Based on this facility's data, families visiting should ask: "What changes have been made since the serious inspection findings, and how are you preventing similar issues?" "Can I visit during a mealtime to observe dining assistance and food quality?" "How do you handle medical emergencies, and what is your hospital transfer rate?" "Can I speak with family members of current residents about their experience?" These questions are particularly relevant given the facility's Immediate Jeopardy citations.

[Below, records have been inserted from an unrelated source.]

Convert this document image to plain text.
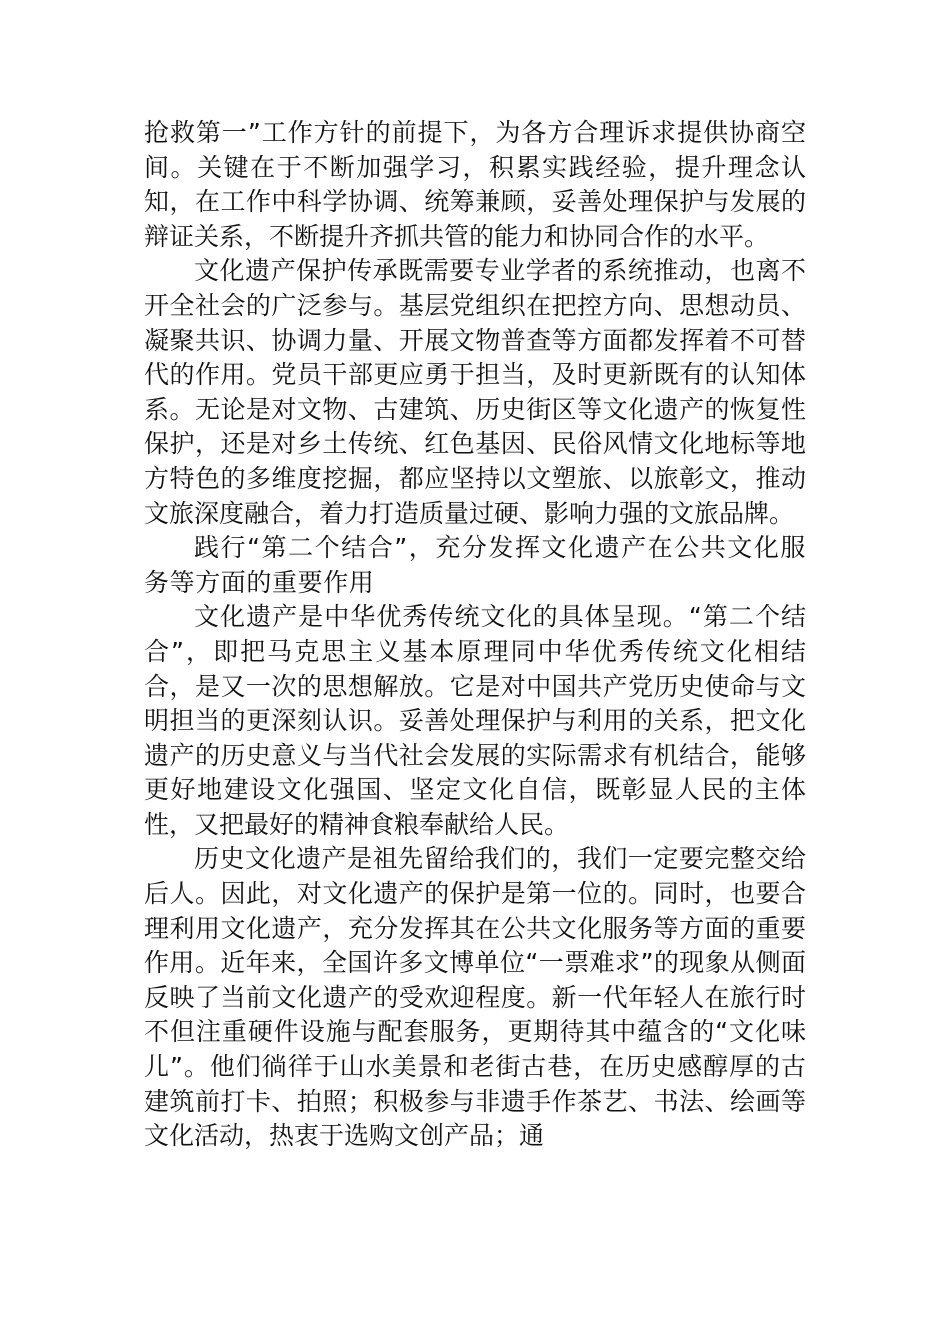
抢救第一”工作方针的前提下，为各方合理诉求提供协商空间。关键在于不断加强学习，积累实践经验，提升理念认知，在工作中科学协调、统筹兼顾，妥善处理保护与发展的辩证关系，不断提升齐抓共管的能力和协同合作的水平。

文化遗产保护传承既需要专业学者的系统推动，也离不开全社会的广泛参与。基层党组织在把控方向、思想动员、凝聚共识、协调力量、开展文物普查等方面都发挥着不可替代的作用。党员干部更应勇于担当，及时更新既有的认知体系。无论是对文物、古建筑、历史街区等文化遗产的恢复性保护，还是对乡土传统、红色基因、民俗风情文化地标等地方特色的多维度挖掘，都应坚持以文塑旅、以旅彰文，推动文旅深度融合，着力打造质量过硬、影响力强的文旅品牌。

践行“第二个结合”，充分发挥文化遗产在公共文化服务等方面的重要作用

文化遗产是中华优秀传统文化的具体呈现。“第二个结合”，即把马克思主义基本原理同中华优秀传统文化相结合，是又一次的思想解放。它是对中国共产党历史使命与文明担当的更深刻认识。妥善处理保护与利用的关系，把文化遗产的历史意义与当代社会发展的实际需求有机结合，能够更好地建设文化强国、坚定文化自信，既彰显人民的主体性，又把最好的精神食粮奉献给人民。

历史文化遗产是祖先留给我们的，我们一定要完整交给后人。因此，对文化遗产的保护是第一位的。同时，也要合理利用文化遗产，充分发挥其在公共文化服务等方面的重要作用。近年来，全国许多文博单位“一票难求”的现象从侧面反映了当前文化遗产的受欢迎程度。新一代年轻人在旅行时不但注重硬件设施与配套服务，更期待其中蕴含的“文化味儿”。他们徜徉于山水美景和老街古巷，在历史感醇厚的古建筑前打卡、拍照；积极参与非遗手作茶艺、书法、绘画等文化活动，热衷于选购文创产品；通
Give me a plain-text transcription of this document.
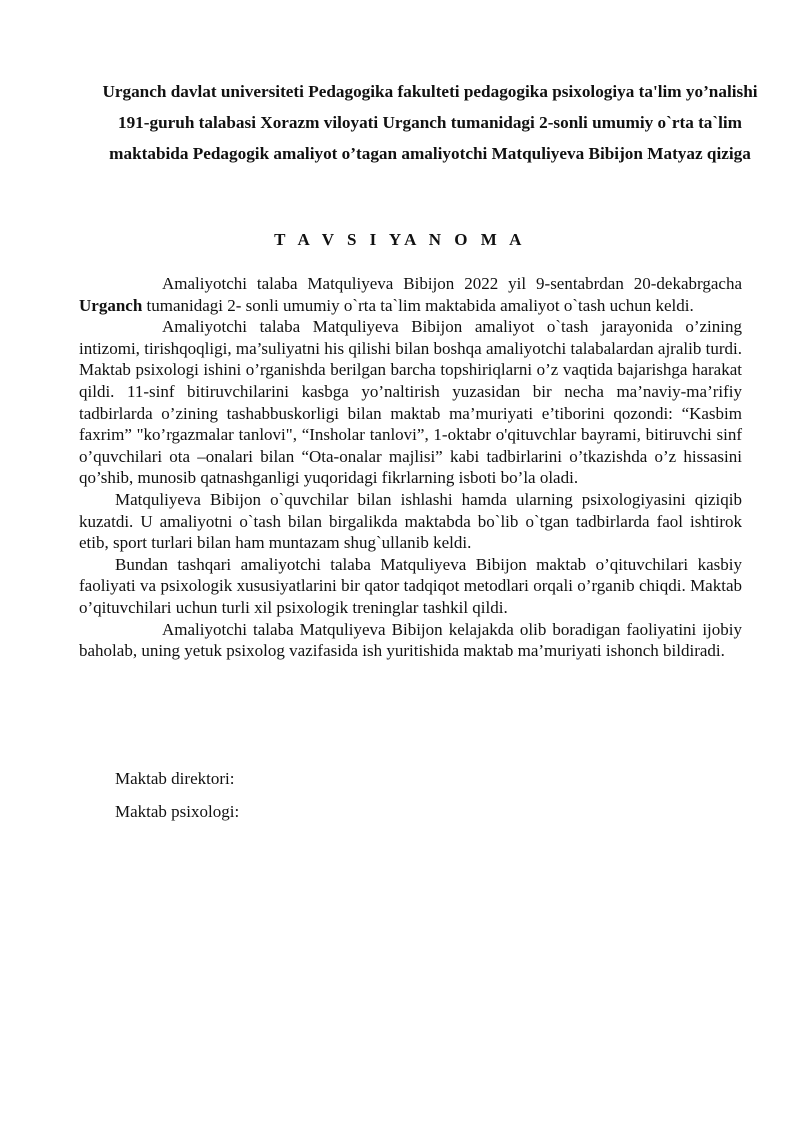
Urganch davlat universiteti Pedagogika fakulteti pedagogika psixologiya ta'lim yo’nalishi 191-guruh talabasi Xorazm viloyati Urganch tumanidagi 2-sonli umumiy o`rta ta`lim maktabida Pedagogik amaliyot o’tagan amaliyotchi Matquliyeva Bibijon Matyaz qiziga

T A V S I YA N O M A

Amaliyotchi talaba Matquliyeva Bibijon 2022 yil 9-sentabrdan 20-dekabrgacha Urganch tumanidagi 2- sonli umumiy o`rta ta`lim maktabida amaliyot o`tash uchun keldi.

Amaliyotchi talaba Matquliyeva Bibijon amaliyot o`tash jarayonida o’zining intizomi, tirishqoqligi, ma’suliyatni his qilishi bilan boshqa amaliyotchi talabalardan ajralib turdi. Maktab psixologi ishini o’rganishda berilgan barcha topshiriqlarni o’z vaqtida bajarishga harakat qildi. 11-sinf bitiruvchilarini kasbga yo’naltirish yuzasidan bir necha ma’naviy-ma’rifiy tadbirlarda o’zining tashabbuskorligi bilan maktab ma’muriyati e’tiborini qozondi: “Kasbim faxrim” "ko’rgazmalar tanlovi", “Insholar tanlovi”, 1-oktabr o'qituvchlar bayrami, bitiruvchi sinf o’quvchilari ota –onalari bilan “Ota-onalar majlisi” kabi tadbirlarini o’tkazishda o’z hissasini qo’shib, munosib qatnashganligi yuqoridagi fikrlarning isboti bo’la oladi.

Matquliyeva Bibijon o`quvchilar bilan ishlashi hamda ularning psixologiyasini qiziqib kuzatdi. U amaliyotni o`tash bilan birgalikda maktabda bo`lib o`tgan tadbirlarda faol ishtirok etib, sport turlari bilan ham muntazam shug`ullanib keldi.

Bundan tashqari amaliyotchi talaba Matquliyeva Bibijon maktab o’qituvchilari kasbiy faoliyati va psixologik xususiyatlarini bir qator tadqiqot metodlari orqali o’rganib chiqdi. Maktab o’qituvchilari uchun turli xil psixologik treninglar tashkil qildi.

Amaliyotchi talaba Matquliyeva Bibijon kelajakda olib boradigan faoliyatini ijobiy baholab, uning yetuk psixolog vazifasida ish yuritishida maktab ma’muriyati ishonch bildiradi.

Maktab direktori:

Maktab psixologi:
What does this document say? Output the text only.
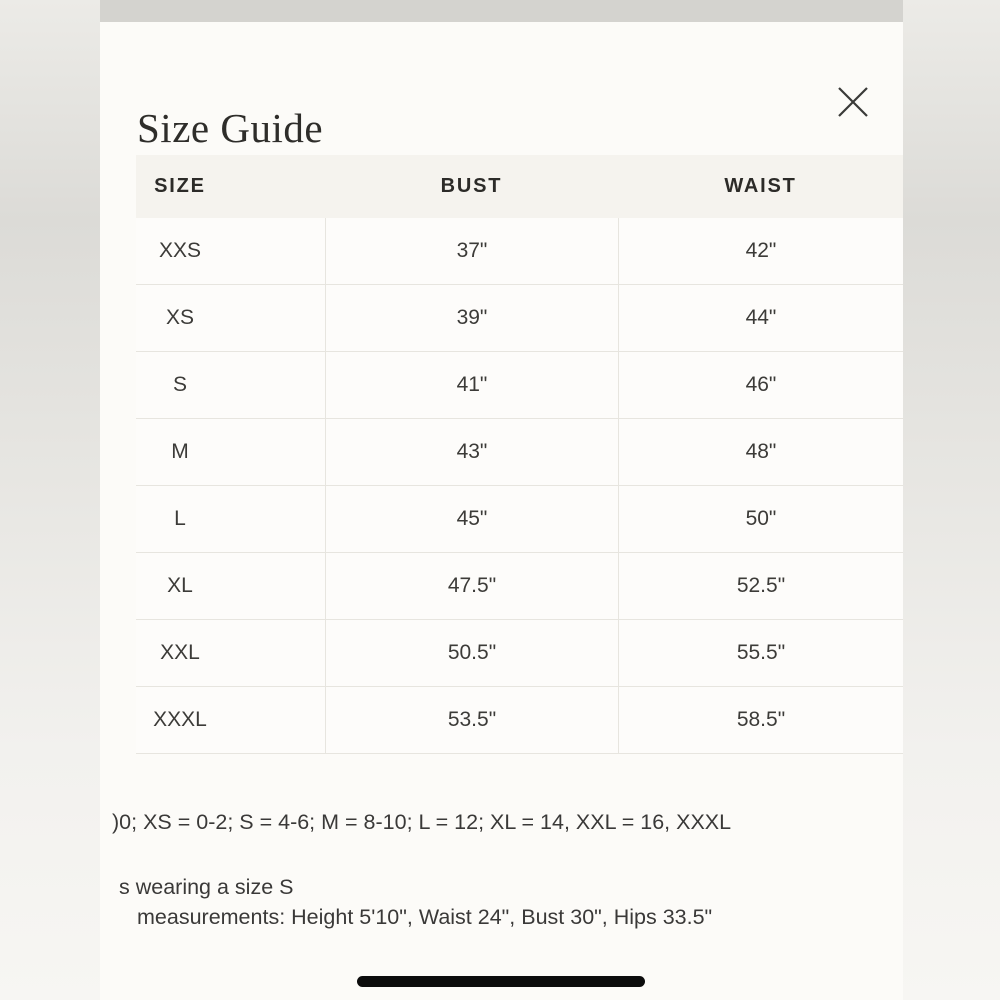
Size Guide
SIZE	BUST	WAIST
XXS	37"	42"
XS	39"	44"
S	41"	46"
M	43"	48"
L	45"	50"
XL	47.5"	52.5"
XXL	50.5"	55.5"
XXXL	53.5"	58.5"
)0; XS = 0-2; S = 4-6; M = 8-10; L = 12; XL = 14, XXL = 16, XXXL
s wearing a size S
measurements: Height 5'10", Waist 24", Bust 30", Hips 33.5"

Is Billdora Senior Care Safe?

Based on CMS inspection data, BILLDORA SENIOR CARE has documented safety concerns. Inspectors have issued 1 Immediate Jeopardy citation (the most serious violation level indicating risk of serious injury or death). The facility has a 3-star overall rating and ranks #1 of 100 nursing homes in Mississippi. Families considering this facility should ask detailed questions about what corrective actions have been taken since these incidents.

Do Nurses at Billdora Senior Care Stick Around?

BILLDORA SENIOR CARE has a staff turnover rate of 40%, which is about average for Mississippi nursing homes (state average: 46%). Moderate turnover is common in nursing homes, but families should still ask about staff tenure and how the facility maintains care continuity when employees leave.

Was Billdora Senior Care Ever Fined?

BILLDORA SENIOR CARE has been fined $11,625 across 1 penalty action. This is below the Mississippi average of $33,195. While any fine indicates a compliance issue, fines under $50,000 are relatively common and typically reflect isolated problems that were subsequently corrected. Families should ask what specific issues led to these fines and confirm they've been resolved.

Is Billdora Senior Care on Any Federal Watch List?

BILLDORA SENIOR CARE is not on any federal watch list. The most significant is the Special Focus Facility (SFF) program, which identifies the bottom 1% of nursing homes nationally based on persistent, serious quality problems. Not being on this list means the facility has avoided the pattern of deficiencies that triggers enhanced federal oversight. This is a positive indicator, though families should still review the facility's inspection history directly.